In the confrontation between the Bible and science, science wins. We should not be concerned about this, Killinger assures, because, "God doesn't need an inerrant Bible to be God. True believers shouldn't need it either." At this point, Killinger commends the example of Benjamin Franklin, who said that he read the Bible as he ate fish, throwing aside the parts that would stick in his throat. Accordingly, Killinger relates that "I learned to live by the deep wisdom of the Scriptures without worrying about their literal facticity. If I preached on the creation story in Genesis, it was only to speak of the creativity of God or the beauty of the created order, not to apply a calculator and modern timetable to the schedule by which creation occurred."
If the Bible is taken too seriously, Killinger warns, we limit our ability to grow beyond its ancient worldview. Killinger points us to "the loftier passages" of the Bible and insists that "God never intended it to become the restrictive document it has become in the hands of the fundamentalists."
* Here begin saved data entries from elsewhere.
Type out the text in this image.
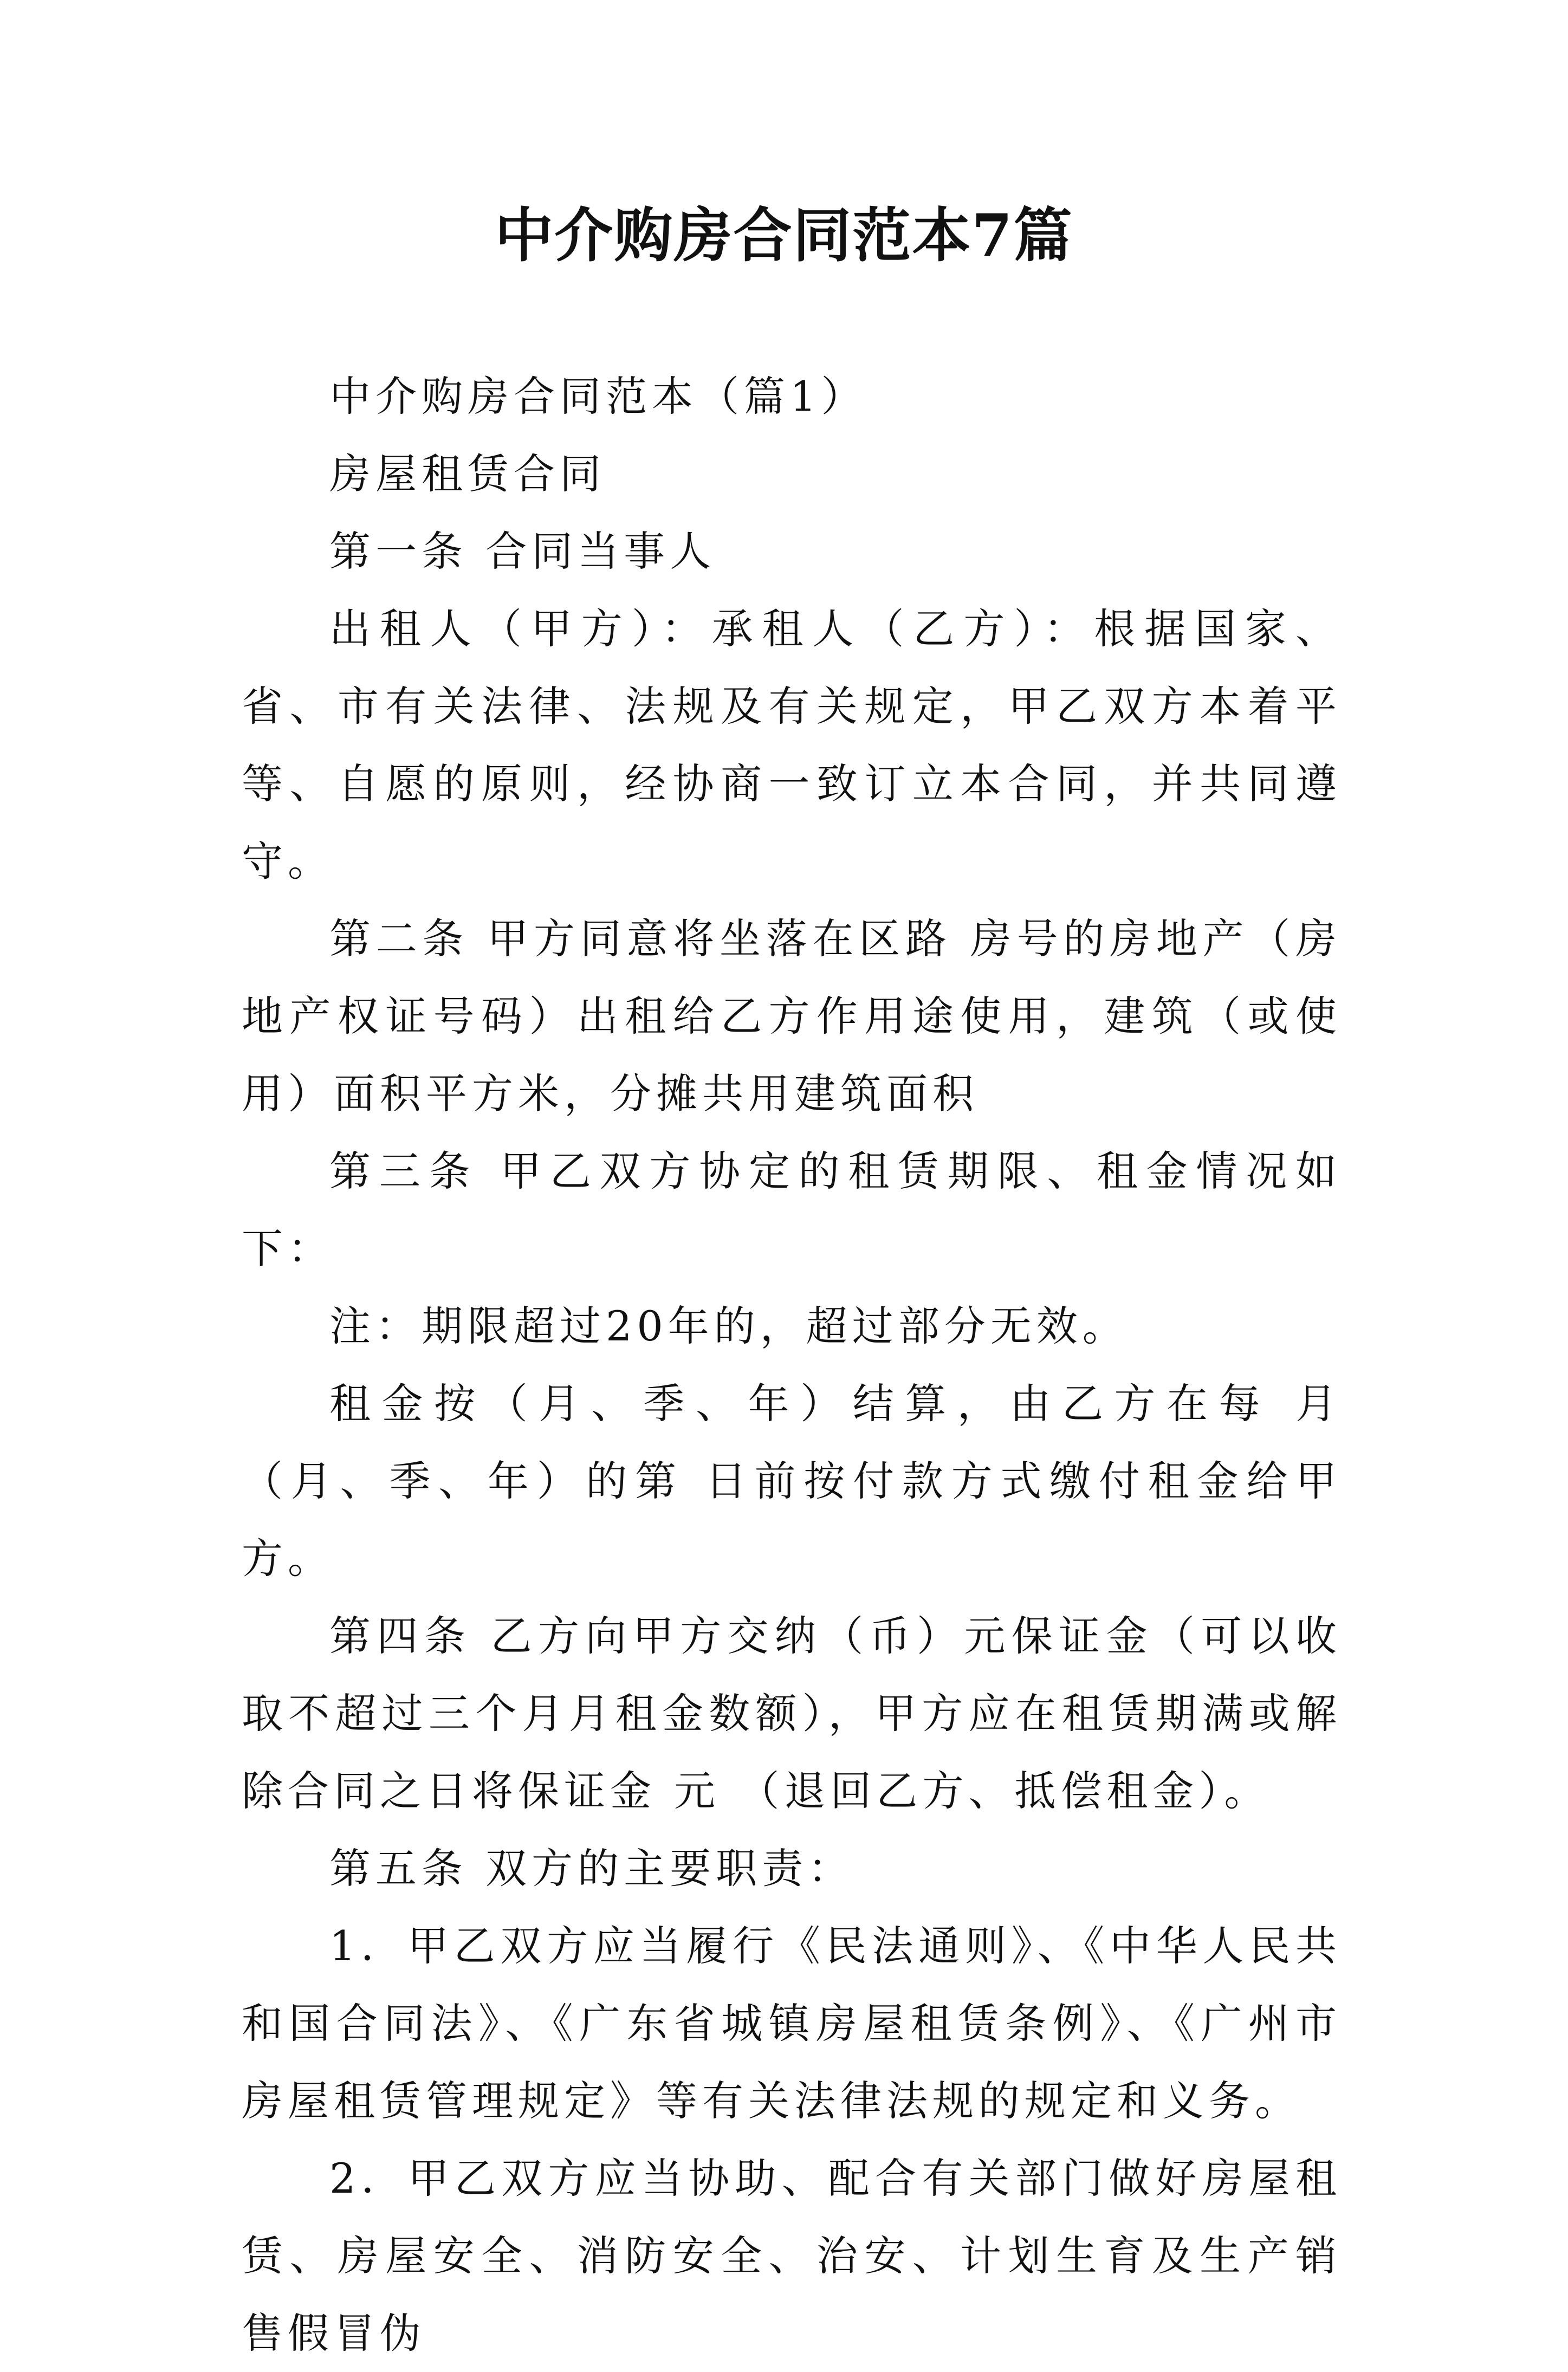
中介购房合同范本7篇

中介购房合同范本（篇1）

房屋租赁合同

第一条 合同当事人

出租人（甲方）：承租人（乙方）：根据国家、省、市有关法律、法规及有关规定，甲乙双方本着平等、自愿的原则，经协商一致订立本合同，并共同遵守。

第二条 甲方同意将坐落在区路 房号的房地产（房地产权证号码）出租给乙方作用途使用，建筑（或使用）面积平方米，分摊共用建筑面积

第三条 甲乙双方协定的租赁期限、租金情况如下：

注：期限超过20年的，超过部分无效。

租金按（月、季、年）结算，由乙方在每 月 （月、季、年）的第 日前按付款方式缴付租金给甲方。

第四条 乙方向甲方交纳（币）元保证金（可以收取不超过三个月月租金数额），甲方应在租赁期满或解除合同之日将保证金 元 （退回乙方、抵偿租金）。

第五条 双方的主要职责：

1．甲乙双方应当履行《民法通则》、《中华人民共和国合同法》、《广东省城镇房屋租赁条例》、《广州市房屋租赁管理规定》等有关法律法规的规定和义务。

2．甲乙双方应当协助、配合有关部门做好房屋租赁、房屋安全、消防安全、治安、计划生育及生产销售假冒伪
In the end, the Bible is to be acknowledged as containing many wonderful passages, "but it is only a passing record of humanity's experience of the Holy over a period of a few thousand years, and a somewhat limited record at that, considering the vast literatures of ancient Egypt, Greece, India, and China." In the end: "Any God whose parameters are defined by the Bible alone is too small for the yearnings and understandings of the twenty-first century heart."
In his first chapter, Killinger recounts a lunch conversation with Jerry Falwell, Pastor of Lynchburg's Thomas Road Baptist Church. One can only imagine the fireworks which must have resulted from the encounter between Falwell and Killinger during the years they served prominent pulpits in the same city. During their lunch conversation, Falwell warned of the slippery slope toward doctrinal compromise that follows the denial of biblical authority. At the end of Ten Things I Learned Wrong From a Conservative Church, Killinger acknowledges that Jerry Falwell was right. "Once we were able to say out loud that the Bible is not the inerrant word of God--that its inspiration is not really different from that of the Bhagavad-Gita or Thoreau's Walden or Maya Angelou's poems--then a great number of conservative and fundamentalist idols begin to topple." Furthermore, Killinger recounts that without an affirmation of the inerrancy of Scripture, it is "a simple step to denying that Jesus is the only way to God, or that he really had to die for our sins."
Conservative evangelicals will learn any number of important lessons by reading Ten Things I Learned Wrong From a Conservative Church. The ruptured relationship between John Killinger and orthodox Christianity is not a matter of misunderstanding. To the contrary, Killinger knows what he is denying and believes that conservative evangelicals are trapped in an unchanging system of doctrine based in the authority of an ancient book, and thus are completely out of step with the modern world.
As evangelical Christians, we must admit that Killinger is right in at least this one important respect. We are fundamentally out of step with the worldview of modernity and its rebellion against God. The only way to get in step with the spirit of this age is to abandon the truth claims of Christianity.
In this book, Killinger offers evangelicals an invaluable opportunity to look at ourselves in the mirror. Theologically speaking, John Killinger has traveled light years from the theological lessons he now so proudly leaves behind. The urgent danger is that evangelicals will eventually follow the same course. The lessons Killinger unlearned are--placed in their proper biblical frame--the very lessons the church must relearn in this generation.